Q: Explain Brokers, Topics, and Partitions in Kafka.
Answer:
These are the three fundamental building blocks of Kafka's architecture.
Broker
A broker is a single Kafka server. A Kafka cluster consists of multiple brokers (typically 3+). Each broker:
- Stores data on disk
- Serves producer and consumer requests
- Participates in replication
- Is identified by a unique integer ID
Brokers are designed so that no single broker holds all the data for a topic — data is distributed across brokers via partitions.
Topic
A topic is a named category/feed to which messages are published. Think of it as a table in a database or a folder in a filesystem.
Topics: "user-signups", "order-events", "payment-transactions"
Topics are multi-subscriber — many consumer groups can read from the same topic independently without affecting each other.
Partition
Each topic is split into one or more partitions. A partition is an ordered, immutable sequence of messages (an append-only log). Each message within a partition gets a sequential ID called an offset.
Topic: "orders" (3 partitions)
Partition 0: [msg0] [msg1] [msg2] [msg3] [msg4] →
Partition 1: [msg0] [msg1] [msg2] →
Partition 2: [msg0] [msg1] [msg2] [msg3] →
Why Partitions Matter
1. Parallelism Each partition can be consumed by a different consumer in a consumer group. More partitions = more consumers = higher throughput.
2. Ordering Messages are strictly ordered WITHIN a partition, but there is no ordering guarantee ACROSS partitions. If ordering matters for a specific entity (e.g., all events for user X), you must ensure all events for that entity go to the same partition using a partition key.
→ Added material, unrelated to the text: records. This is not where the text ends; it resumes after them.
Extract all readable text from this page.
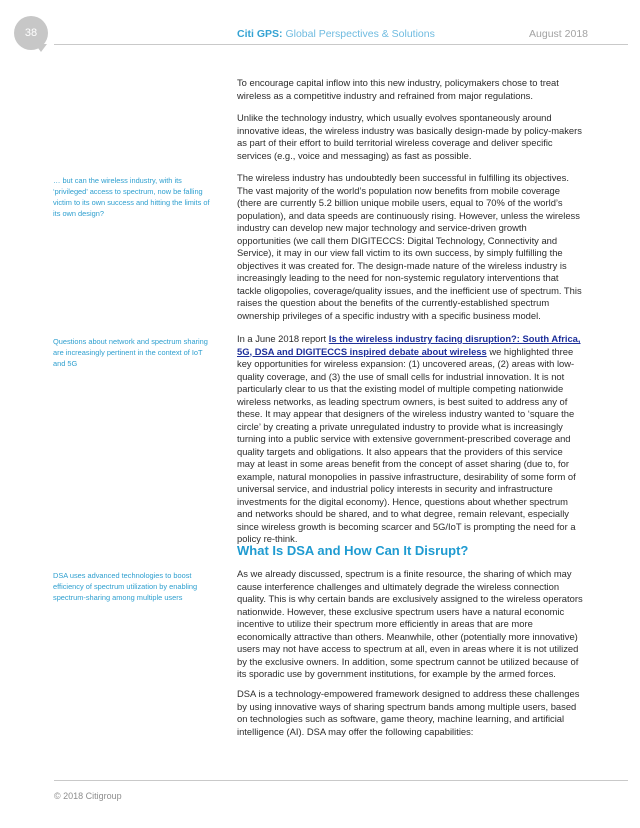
38	Citi GPS: Global Perspectives & Solutions	August 2018
… but can the wireless industry, with its ‘privileged’ access to spectrum, now be falling victim to its own success and hitting the limits of its own design?
Questions about network and spectrum sharing are increasingly pertinent in the context of IoT and 5G
DSA uses advanced technologies to boost efficiency of spectrum utilization by enabling spectrum-sharing among multiple users

To encourage capital inflow into this new industry, policymakers chose to treat wireless as a competitive industry and refrained from major regulations.

Unlike the technology industry, which usually evolves spontaneously around innovative ideas, the wireless industry was basically design-made by policy-makers as part of their effort to build territorial wireless coverage and deliver specific services (e.g., voice and messaging) as fast as possible.

The wireless industry has undoubtedly been successful in fulfilling its objectives. The vast majority of the world’s population now benefits from mobile coverage (there are currently 5.2 billion unique mobile users, equal to 70% of the world’s population), and data speeds are continuously rising. However, unless the wireless industry can develop new major technology and service-driven growth opportunities (we call them DIGITECCS: Digital Technology, Connectivity and Service), it may in our view fall victim to its own success, by simply fulfilling the objectives it was created for. The design-made nature of the wireless industry is increasingly leading to the need for non-systemic regulatory interventions that tackle oligopolies, coverage/quality issues, and the inefficient use of spectrum. This raises the question about the benefits of the currently-established spectrum ownership privileges of a specific industry with a specific business model.

In a June 2018 report Is the wireless industry facing disruption?: South Africa, 5G, DSA and DIGITECCS inspired debate about wireless we highlighted three key opportunities for wireless expansion: (1) uncovered areas, (2) areas with low-quality coverage, and (3) the use of small cells for industrial innovation. It is not particularly clear to us that the existing model of multiple competing nationwide wireless networks, as leading spectrum owners, is best suited to address any of these. It may appear that designers of the wireless industry wanted to ‘square the circle’ by creating a private unregulated industry to provide what is increasingly turning into a public service with extensive government-prescribed coverage and quality targets and obligations. It also appears that the providers of this service may at least in some areas benefit from the concept of asset sharing (due to, for example, natural monopolies in passive infrastructure, desirability of some form of universal service, and industrial policy interests in security and infrastructure investments for the digital economy). Hence, questions about whether spectrum and networks should be shared, and to what degree, remain relevant, especially since wireless growth is becoming scarcer and 5G/IoT is prompting the need for a policy re-think.

What Is DSA and How Can It Disrupt?

As we already discussed, spectrum is a finite resource, the sharing of which may cause interference challenges and ultimately degrade the wireless connection quality. This is why certain bands are exclusively assigned to the wireless operators nationwide. However, these exclusive spectrum users have a natural economic incentive to utilize their spectrum more efficiently in areas that are more economically attractive than others. Meanwhile, other (potentially more innovative) users may not have access to spectrum at all, even in areas where it is not utilized by the exclusive owners. In addition, some spectrum cannot be utilized because of its sporadic use by government institutions, for example by the armed forces.

DSA is a technology-empowered framework designed to address these challenges by using innovative ways of sharing spectrum bands among multiple users, based on technologies such as software, game theory, machine learning, and artificial intelligence (AI). DSA may offer the following capabilities:

© 2018 Citigroup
3. Distribution Partitions are spread across brokers. For a topic with 6 partitions on a 3-broker cluster, each broker holds ~2 partitions.
How They Relate
Kafka Cluster
├── Broker 0
│ ├── orders-partition-0 (Leader)
│ └── orders-partition-2 (Follower)
├── Broker 1
│ ├── orders-partition-1 (Leader)
│ └── orders-partition-0 (Follower)
└── Broker 2
├── orders-partition-2 (Leader)
└── orders-partition-1 (Follower)
[!IMPORTANT] Choosing the right number of partitions is a critical design decision. Too few = throughput bottleneck. Too many = increased memory usage, slower leader elections, and longer recovery times. A common starting point is number of partitions = desired throughput / throughput per partition (usually a few MB/s per partition).